The four-hour surgery took place on March 16 at Massachusetts General Hospital in Boston and was performed on 62-year-old Richard Slayman, who has end-stage kidney disease. The kidney was provided by organ transplant supplier eGenesis.

“At MGH alone, there are over 1,400 patients on the waiting list for a kidney transplant. Some of these patients will unfortunately die or get too sick to be transplanted due to the long waiting time on dialysis. I am firmly convinced that xenotransplantation represents a promising solution to the organ shortage crisis,” said Dr. Leonardo Riella, medical director for kidney transplantation, in a statement.

Slayman previously underwent a transplant in 2018 where he received a human kidney, after being on dialysis for seven years for type 2 diabetes and hypertension. The organ functioned properly for five years before failing, forcing him to go back on dialysis, which led to vascular access complications that required frequent hospital visits and surgical revisions that impacted his quality of life.

eGenesis previously provided similar pig kidney transplants for monkeys that lived for 176 days and in one case, more than two years, according to Reuters. For Slayman’s, the company genetically edited the kidney to remove any genes that would be harmful to a human and inactivated viruses inherent to pigs that may infect humans.

The procedure was performed under a single FDA Expanded Access Protocol (EAP), also known as compassionate use, where a single patient or group of patients with serious, life-threatening illnesses or conditions are allowed to undergo experimental treatments or trials due to there being no comparable treatment options or therapies. The FDA approved the EAP operation in February.

In addition to the transplant, Slayman also received an infusion of novel immunosuppressant drugs tegoprubart, provided by Eledon Pharmaceuticals, and ravulizumab, provided by Alexion Pharmaceuticals.
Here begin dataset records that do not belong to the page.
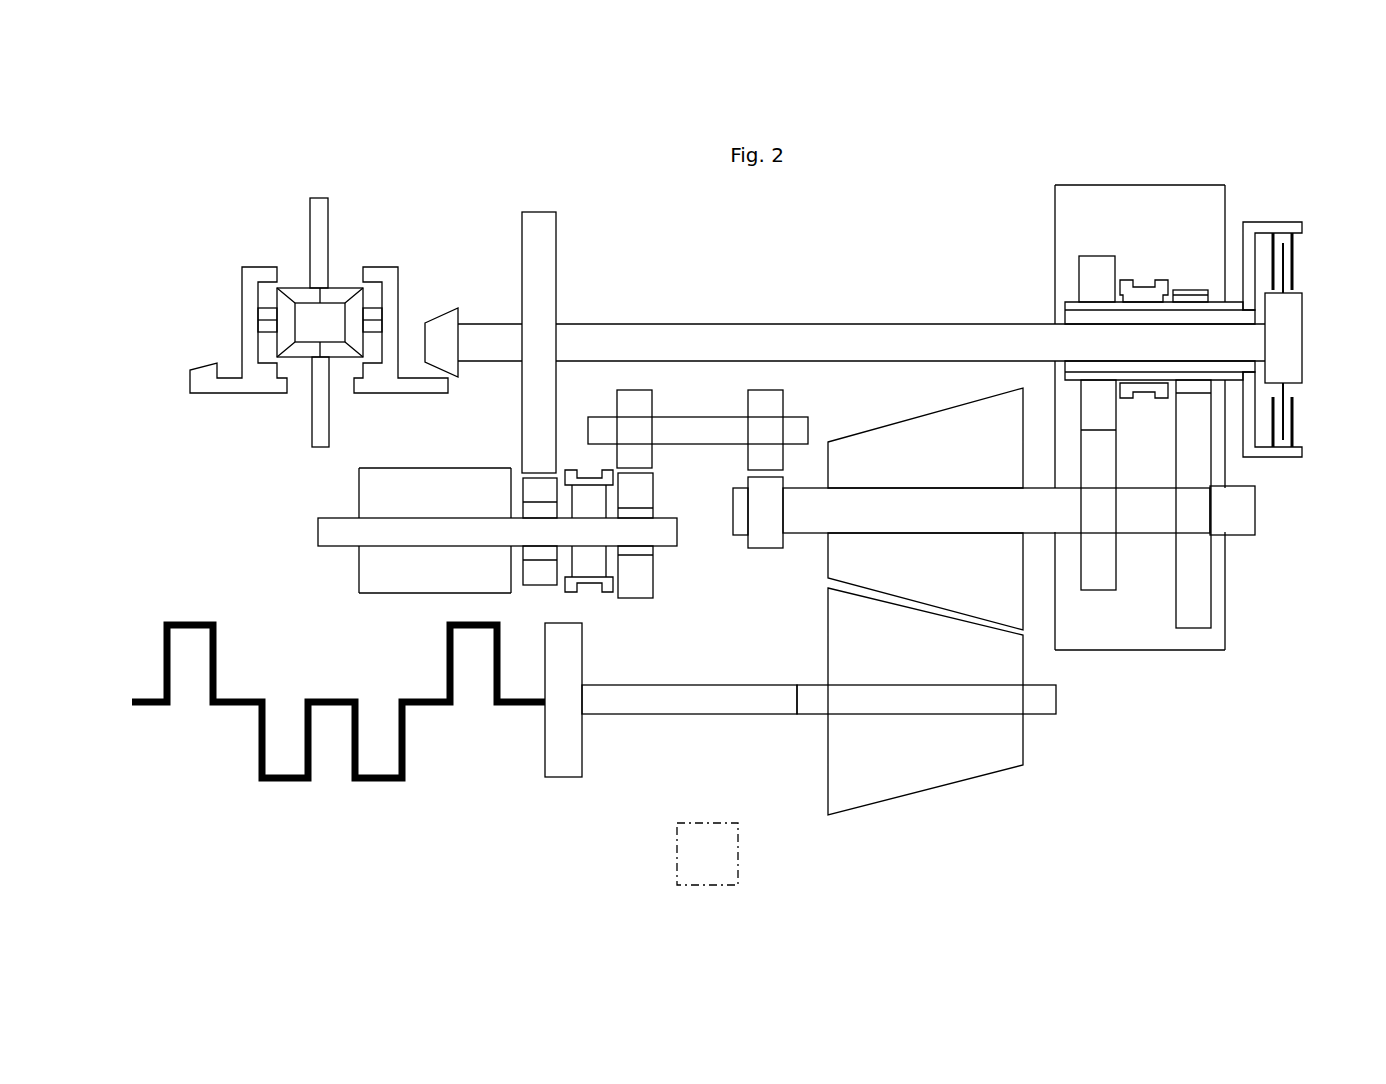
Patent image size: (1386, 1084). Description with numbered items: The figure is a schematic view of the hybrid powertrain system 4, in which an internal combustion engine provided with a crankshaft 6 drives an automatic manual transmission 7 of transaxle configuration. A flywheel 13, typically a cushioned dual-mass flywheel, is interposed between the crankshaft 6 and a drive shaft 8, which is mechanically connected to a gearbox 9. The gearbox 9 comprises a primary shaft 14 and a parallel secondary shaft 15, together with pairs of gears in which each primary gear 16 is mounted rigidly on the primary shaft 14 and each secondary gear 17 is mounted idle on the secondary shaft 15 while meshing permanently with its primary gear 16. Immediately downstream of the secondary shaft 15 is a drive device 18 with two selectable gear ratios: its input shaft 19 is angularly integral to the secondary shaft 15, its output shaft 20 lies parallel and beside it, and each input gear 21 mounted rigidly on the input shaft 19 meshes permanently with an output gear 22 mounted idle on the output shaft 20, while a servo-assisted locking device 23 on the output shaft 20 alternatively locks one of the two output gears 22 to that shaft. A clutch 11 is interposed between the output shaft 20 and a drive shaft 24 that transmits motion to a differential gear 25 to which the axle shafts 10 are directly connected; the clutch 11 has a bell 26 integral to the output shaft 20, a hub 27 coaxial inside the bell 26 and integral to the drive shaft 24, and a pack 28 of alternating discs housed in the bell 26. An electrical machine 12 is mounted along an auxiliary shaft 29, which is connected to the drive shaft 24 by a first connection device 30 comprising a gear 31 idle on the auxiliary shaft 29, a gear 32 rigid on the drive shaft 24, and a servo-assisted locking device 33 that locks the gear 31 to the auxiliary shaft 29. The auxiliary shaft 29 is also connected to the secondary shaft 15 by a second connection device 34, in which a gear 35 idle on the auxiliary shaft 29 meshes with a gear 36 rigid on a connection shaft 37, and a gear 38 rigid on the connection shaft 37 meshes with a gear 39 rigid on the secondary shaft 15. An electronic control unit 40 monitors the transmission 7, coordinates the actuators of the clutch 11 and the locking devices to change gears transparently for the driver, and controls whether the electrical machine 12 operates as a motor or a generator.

The powertrain system 4 is at (338, 779).
The crankshaft 6 is at (155, 703).
The automatic manual transmission 7 is at (861, 248).
The drive shaft 8 is at (685, 705).
The gearbox 9 is at (928, 647).
The axle shafts 10 is at (320, 220).
The clutch 11 is at (1300, 324).
The electrical machine 12 is at (430, 492).
The flywheel 13 is at (558, 767).
The primary shaft 14 is at (1040, 708).
The secondary shaft 15 is at (798, 522).
The primary gear 16 is at (988, 762).
The secondary gear 17 is at (893, 445).
The drive device 18 is at (1127, 467).
The input shaft 19 is at (1246, 530).
The output shaft 20 is at (1067, 305).
The input gear 21 is at (1097, 573).
The output gear 22 is at (1097, 272).
The servo-assisted locking device 23 is at (1150, 288).
The drive shaft 24 is at (780, 342).
The differential gear 25 is at (319, 294).
The bell 26 is at (1280, 453).
The hub 27 is at (1288, 338).
The pack of discs 28 is at (1292, 417).
The auxiliary shaft 29 is at (335, 533).
The connection device 30 is at (650, 407).
The gear 31 is at (538, 573).
The gear 32 is at (538, 223).
The servo-assisted locking device 33 is at (592, 565).
The connection device 34 is at (702, 368).
The gear 35 is at (637, 578).
The gear 36 is at (632, 400).
The connection shaft 37 is at (703, 433).
The gear 38 is at (772, 402).
The gear 39 is at (763, 538).
The electronic control unit 40 is at (707, 854).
Previous pig kidney and other xenotransplants have been attempted, though none have been performed before in a living, breathing human being. Last July, surgeons at NYU Langone transplanted a genetically modified pig kidney into a brain-dead, 57-year-old man whose family donated his body to science. The kidney functioned for over one month, setting a new record.

In 2022, surgeons at the University of Maryland Medical Center performed the first-ever pig heart transplant in a human, who lived for two months with the organ.

Slayman is reported to be recovering well and is expected to be released soon.